Les rétroviseurs et le pare-brise

Nous avons vécu, cette année, une semaine de prière pour l’unité un peu particulière. Cela ne nous empêche pas de réfléchir à ce que nous faisons chaque fois que nous partons à la rencontre des autres. Face à face ou par écran interposé, peu importe.
Les relations œcuméniques ne datent pas d’hier, c’est surtout dans l’après-guerre que le dialogue est devenu réel et fructueux, après la création du Conseil Œcuménique des Églises en 1948 et surtout après Vatican II en 1965.
Depuis, les Églises ont cheminé.

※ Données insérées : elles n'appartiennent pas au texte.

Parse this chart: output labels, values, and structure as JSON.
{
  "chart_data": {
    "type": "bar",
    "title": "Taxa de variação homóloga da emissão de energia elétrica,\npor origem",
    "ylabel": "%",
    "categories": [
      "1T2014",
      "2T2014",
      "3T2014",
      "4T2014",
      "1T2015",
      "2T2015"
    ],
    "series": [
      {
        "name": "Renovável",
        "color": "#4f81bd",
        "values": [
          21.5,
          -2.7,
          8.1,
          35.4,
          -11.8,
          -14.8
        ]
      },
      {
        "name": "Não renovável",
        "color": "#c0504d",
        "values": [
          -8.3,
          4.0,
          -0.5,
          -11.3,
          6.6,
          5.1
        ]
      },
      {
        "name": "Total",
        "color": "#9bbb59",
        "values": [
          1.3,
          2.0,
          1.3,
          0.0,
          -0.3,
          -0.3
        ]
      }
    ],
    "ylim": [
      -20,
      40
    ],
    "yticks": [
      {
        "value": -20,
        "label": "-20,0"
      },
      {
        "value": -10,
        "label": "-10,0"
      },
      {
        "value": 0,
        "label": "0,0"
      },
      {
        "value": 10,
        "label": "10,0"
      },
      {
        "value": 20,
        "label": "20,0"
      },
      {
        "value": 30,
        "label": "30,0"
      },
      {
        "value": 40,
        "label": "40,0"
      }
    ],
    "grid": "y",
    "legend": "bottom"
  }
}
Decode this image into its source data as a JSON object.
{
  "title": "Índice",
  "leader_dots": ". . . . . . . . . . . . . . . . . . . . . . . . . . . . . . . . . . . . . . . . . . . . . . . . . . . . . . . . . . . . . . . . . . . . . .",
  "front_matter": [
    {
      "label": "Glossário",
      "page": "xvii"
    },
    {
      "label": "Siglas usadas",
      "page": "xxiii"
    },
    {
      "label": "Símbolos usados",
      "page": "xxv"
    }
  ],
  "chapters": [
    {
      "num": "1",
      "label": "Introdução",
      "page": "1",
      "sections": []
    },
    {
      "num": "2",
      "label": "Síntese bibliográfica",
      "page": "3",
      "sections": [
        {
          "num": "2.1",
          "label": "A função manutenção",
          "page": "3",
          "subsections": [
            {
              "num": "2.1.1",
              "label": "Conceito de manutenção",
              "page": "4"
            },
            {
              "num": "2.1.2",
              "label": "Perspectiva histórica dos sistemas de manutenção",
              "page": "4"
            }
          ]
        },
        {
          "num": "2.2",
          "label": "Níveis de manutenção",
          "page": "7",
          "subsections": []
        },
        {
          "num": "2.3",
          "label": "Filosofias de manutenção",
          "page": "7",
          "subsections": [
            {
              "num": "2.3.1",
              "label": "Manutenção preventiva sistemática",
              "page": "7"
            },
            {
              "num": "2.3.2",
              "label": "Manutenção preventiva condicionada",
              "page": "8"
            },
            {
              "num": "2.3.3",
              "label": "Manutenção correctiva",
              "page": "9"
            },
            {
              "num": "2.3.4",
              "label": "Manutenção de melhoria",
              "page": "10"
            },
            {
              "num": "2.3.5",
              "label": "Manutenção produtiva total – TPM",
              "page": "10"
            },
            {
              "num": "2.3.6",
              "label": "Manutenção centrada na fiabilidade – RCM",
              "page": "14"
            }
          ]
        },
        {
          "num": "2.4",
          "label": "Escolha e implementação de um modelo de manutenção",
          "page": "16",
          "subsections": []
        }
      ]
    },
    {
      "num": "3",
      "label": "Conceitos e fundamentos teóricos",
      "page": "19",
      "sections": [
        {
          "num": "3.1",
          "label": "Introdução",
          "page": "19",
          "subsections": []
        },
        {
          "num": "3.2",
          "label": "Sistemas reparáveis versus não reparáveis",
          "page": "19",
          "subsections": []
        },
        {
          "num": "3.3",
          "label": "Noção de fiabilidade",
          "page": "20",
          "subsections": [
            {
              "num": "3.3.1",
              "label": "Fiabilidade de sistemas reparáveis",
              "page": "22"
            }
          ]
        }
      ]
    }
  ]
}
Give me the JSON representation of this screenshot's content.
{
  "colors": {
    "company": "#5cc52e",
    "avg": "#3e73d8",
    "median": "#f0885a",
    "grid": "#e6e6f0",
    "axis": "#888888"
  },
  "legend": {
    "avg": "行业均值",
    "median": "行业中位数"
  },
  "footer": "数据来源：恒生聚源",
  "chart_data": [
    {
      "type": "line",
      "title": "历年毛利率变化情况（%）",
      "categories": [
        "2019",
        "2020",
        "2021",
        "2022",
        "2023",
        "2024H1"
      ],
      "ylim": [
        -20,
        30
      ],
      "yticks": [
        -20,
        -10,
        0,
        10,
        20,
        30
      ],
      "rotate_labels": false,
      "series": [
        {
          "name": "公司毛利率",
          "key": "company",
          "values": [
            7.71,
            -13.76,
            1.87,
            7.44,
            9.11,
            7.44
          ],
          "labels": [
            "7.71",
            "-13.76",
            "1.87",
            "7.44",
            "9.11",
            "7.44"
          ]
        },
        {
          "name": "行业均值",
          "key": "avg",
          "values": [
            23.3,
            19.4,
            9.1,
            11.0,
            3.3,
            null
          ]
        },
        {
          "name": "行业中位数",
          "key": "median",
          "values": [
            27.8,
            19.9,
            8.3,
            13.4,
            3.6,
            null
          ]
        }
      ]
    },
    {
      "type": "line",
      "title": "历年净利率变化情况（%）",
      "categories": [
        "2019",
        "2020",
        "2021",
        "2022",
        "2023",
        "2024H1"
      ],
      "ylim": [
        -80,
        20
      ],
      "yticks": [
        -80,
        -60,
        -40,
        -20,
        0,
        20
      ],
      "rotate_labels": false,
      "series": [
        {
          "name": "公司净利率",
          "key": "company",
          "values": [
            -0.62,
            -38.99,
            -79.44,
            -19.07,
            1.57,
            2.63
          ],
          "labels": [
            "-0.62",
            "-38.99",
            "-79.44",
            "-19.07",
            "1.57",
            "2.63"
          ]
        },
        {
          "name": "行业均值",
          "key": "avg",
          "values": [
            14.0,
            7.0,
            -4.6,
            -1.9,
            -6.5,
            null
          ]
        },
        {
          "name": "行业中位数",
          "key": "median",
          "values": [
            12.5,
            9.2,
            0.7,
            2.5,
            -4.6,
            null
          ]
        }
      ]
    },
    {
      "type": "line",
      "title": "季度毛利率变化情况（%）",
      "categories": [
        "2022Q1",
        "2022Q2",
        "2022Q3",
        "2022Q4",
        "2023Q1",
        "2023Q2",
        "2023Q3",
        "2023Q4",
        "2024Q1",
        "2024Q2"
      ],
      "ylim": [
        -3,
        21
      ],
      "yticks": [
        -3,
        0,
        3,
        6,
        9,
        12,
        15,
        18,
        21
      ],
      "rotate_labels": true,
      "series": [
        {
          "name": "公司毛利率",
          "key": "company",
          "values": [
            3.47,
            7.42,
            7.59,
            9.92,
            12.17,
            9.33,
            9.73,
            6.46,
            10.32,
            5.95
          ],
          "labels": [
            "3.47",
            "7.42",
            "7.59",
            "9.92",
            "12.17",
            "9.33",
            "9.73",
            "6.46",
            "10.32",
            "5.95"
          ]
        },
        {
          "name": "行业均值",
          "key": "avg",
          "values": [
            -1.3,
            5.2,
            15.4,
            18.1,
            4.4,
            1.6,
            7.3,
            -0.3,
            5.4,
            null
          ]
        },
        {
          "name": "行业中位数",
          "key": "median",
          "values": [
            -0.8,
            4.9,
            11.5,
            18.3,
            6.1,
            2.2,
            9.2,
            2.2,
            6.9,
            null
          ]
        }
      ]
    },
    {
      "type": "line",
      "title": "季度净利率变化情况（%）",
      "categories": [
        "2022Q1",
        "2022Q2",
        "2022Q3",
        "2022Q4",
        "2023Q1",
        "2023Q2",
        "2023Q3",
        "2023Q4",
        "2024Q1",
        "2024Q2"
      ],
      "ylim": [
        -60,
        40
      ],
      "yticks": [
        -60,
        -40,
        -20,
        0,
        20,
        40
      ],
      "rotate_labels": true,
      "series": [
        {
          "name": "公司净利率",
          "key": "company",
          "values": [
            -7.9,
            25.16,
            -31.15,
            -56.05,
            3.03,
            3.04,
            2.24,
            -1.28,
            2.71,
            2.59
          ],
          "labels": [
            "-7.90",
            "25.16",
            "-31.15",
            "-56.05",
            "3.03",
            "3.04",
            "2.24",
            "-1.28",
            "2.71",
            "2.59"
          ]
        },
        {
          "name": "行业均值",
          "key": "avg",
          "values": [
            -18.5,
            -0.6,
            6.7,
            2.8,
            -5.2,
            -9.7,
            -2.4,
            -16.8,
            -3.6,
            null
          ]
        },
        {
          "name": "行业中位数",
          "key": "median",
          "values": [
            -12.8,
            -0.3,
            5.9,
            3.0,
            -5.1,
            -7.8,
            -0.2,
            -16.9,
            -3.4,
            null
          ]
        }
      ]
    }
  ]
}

Nous avons appris à nous parler, à nous connaître et nous reconnaître, identifier les différences irréductibles (nos conceptions de l’Église, de ce qui fait autorité), mettre au jour les points d’accord fondamentaux (une seule foi, un seul baptême), etc. Ces discussions ont même permis de mettre fin à des querelles intra-protestantes et proclamer la pleine communion entre nos Églises luthériennes et réformées, dans la Concorde de Leuenberg (1973).
Mais le monde a beaucoup changé depuis les années 60. Je pense surtout à la situation du christianisme (toutes confessions confondues) dans l’Europe de ce début de 21e siècle. La reconfiguration du paysage religieux a fait de nous des minorités religieuses parmi d’autres. Les protestants ont eu le temps, depuis le 16e siècle, de s’habituer au « fait minoritaire » ; les catholiques, de leur côté, ont vu leur Église perdre successivement le statut de religion d’État, puis de religion majoritaire dans le pays. Quitter brusquement, en l’espace de deux générations, la certitude d’être un référent culturel incontournable leur a sûrement beaucoup coûté…
Maintenant que nous en sommes là, nous pouvons songer à ce qui nous attend. Je crois que, depuis 500 ans, nous avons largement fait le tour de la question. Nous n’avons plus grand-chose de fondamental à apprendre dans ce que nous révèlent les rétroviseurs, il va falloir nous concentrer sur ce que le pare-brise nous donne à voir.
Ce qui est devant nous, au sein d’une société techno-marchande postchrétienne, c’est la recherche d’un témoignage commun. Pas forcément univoque, encore moins le fruit d’une synthèse introuvable et médiocre. Il existe des lieux où ce témoignage commun est à la fois possible et fondateur : le Centre Œcuménique de Chevry est l’un de ces lieux où des confessions distinctes partagent un lieu où retentit la Parole.
Il en existera encore bien d’autres. Dans notre consistoire, l’Église de Choisy-le-Roi réfléchit, avec la paroisse catholique voisine, à la création d’un lieu de ce type. Objectif : une présence chrétienne au sein d’une société qui semble passer à autre chose. Au commencement était la Parole, demain sera le témoignage.